The lie by lie dismantling of the Office of the Vice President
Captured Iraqi documents and intelligence interrogations of Saddam Hussein and two former aides "all confirmed" that Hussein's regime was not directly cooperating with al-Qaeda before the U.S. invasion of Iraq, according to a declassified Defense Department report released yesterday.
It's pretty simple. Any contacts between Iraq's leadership and Al Qaeda were the vapor forming over a brew concocted by the Office of the Vice President and his allies in the Pentagon.
The report's release came on the same day that Vice President Cheney, appearing on Rush Limbaugh's radio program, repeated his allegation that al-Qaeda was operating inside Iraq "before we ever launched" the war, under the direction of Abu Musab al-Zarqawi, the terrorist killed last June.

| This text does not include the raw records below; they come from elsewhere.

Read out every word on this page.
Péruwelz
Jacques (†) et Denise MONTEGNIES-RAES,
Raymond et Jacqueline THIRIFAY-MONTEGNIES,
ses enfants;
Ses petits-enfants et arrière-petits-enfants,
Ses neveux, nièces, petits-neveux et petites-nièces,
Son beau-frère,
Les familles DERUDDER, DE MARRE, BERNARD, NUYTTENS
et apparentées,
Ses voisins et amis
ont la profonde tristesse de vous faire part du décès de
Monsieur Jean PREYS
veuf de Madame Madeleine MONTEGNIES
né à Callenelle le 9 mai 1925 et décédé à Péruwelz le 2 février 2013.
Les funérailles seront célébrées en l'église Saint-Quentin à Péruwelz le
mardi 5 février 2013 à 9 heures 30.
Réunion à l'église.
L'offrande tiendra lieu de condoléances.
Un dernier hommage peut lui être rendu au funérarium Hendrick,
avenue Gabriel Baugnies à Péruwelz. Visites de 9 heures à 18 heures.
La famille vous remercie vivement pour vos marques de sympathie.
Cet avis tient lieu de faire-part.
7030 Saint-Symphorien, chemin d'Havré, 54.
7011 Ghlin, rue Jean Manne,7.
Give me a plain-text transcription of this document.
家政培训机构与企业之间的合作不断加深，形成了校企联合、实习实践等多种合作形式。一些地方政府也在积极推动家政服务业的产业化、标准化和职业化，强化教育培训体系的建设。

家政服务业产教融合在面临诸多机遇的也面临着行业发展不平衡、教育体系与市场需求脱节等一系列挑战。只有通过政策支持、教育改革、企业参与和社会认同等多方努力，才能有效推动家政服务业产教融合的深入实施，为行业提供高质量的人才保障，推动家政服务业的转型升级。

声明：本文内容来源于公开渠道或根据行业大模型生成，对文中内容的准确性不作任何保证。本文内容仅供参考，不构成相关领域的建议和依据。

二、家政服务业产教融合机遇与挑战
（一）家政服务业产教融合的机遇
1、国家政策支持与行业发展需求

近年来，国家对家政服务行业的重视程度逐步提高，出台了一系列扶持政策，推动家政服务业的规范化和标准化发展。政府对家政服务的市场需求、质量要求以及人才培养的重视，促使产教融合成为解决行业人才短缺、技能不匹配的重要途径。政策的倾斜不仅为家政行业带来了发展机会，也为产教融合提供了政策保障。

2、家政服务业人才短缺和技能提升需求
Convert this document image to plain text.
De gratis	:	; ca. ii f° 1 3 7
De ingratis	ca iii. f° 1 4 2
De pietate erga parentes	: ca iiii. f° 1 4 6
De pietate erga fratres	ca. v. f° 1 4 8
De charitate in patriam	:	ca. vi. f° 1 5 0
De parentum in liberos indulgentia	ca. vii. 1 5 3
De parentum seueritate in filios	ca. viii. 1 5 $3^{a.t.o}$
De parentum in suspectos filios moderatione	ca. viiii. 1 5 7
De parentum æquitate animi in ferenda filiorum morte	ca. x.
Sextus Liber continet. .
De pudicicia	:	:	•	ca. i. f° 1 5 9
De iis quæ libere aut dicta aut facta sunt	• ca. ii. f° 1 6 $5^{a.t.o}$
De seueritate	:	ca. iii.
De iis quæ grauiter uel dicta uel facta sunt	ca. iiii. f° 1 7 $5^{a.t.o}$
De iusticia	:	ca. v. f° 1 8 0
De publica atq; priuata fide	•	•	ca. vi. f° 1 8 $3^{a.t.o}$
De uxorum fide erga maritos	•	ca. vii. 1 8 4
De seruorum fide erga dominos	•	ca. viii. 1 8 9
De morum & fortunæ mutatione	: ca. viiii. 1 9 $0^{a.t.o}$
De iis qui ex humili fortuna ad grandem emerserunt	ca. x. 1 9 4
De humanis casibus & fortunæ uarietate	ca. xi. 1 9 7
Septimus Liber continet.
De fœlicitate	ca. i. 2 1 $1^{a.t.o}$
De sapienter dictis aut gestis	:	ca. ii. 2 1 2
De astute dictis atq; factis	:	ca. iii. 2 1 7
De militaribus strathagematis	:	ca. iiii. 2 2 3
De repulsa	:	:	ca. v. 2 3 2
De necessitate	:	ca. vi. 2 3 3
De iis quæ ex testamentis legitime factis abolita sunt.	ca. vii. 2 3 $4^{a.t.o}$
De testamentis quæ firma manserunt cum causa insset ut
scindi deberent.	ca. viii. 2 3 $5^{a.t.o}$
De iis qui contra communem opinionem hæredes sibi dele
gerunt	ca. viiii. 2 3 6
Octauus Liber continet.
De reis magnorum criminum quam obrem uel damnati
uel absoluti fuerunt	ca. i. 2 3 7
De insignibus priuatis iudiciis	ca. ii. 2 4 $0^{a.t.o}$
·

"This is al-Qaeda operating in Iraq," Cheney told Limbaugh's listeners about Zarqawi, who he said had "led the charge for Iraq." Cheney cited the alleged history to illustrate his argument that withdrawing U.S. forces from Iraq would "play right into the hands of al-Qaeda."
Wrong again. In spite of what he tells Rush Limbaugh, Dick Cheney knows that's wrong. He knows he lied. He remembers -- certainly others remember clearly the pressure he put on the CIA to go along with the fiction. Reliable intelligence in the form of rebuttals was deliberately kicked out of the way.
When a senior intelligence analyst working for the government's counterterrorism task force obtained an early account of the conclusions by Feith's office -- titled "Iraq and al-Qaida: Making the Case" -- the analyst prepared a detailed rebuttal calling it of "no intelligence value" and taking issue with 15 of 26 key conclusions, the report states. The analyst's rebuttal was shared with intelligence officers on the Joint Chiefs of Staff, but evidently not with others.
Sydney Blumenthal wrote in late 2003, in "How Bush Rules":
If the CIA would not serve, it would be trampled. At the Pentagon, Rumsfeld formed the Office of Special Plans, a parallel agency under the direction of the neoconservative deputy secretary of defense, Paul Wolfowitz, to "stovepipe" its own version of intelligence directly to the White House. Its reports were not to be mingled or shared with the CIA or State Department intelligence for fear of corruption by skepticism.
Now it becomes the responsibility of Congress to deal with the lies of a vice president in a way which is commensurate with the damage those lies have done.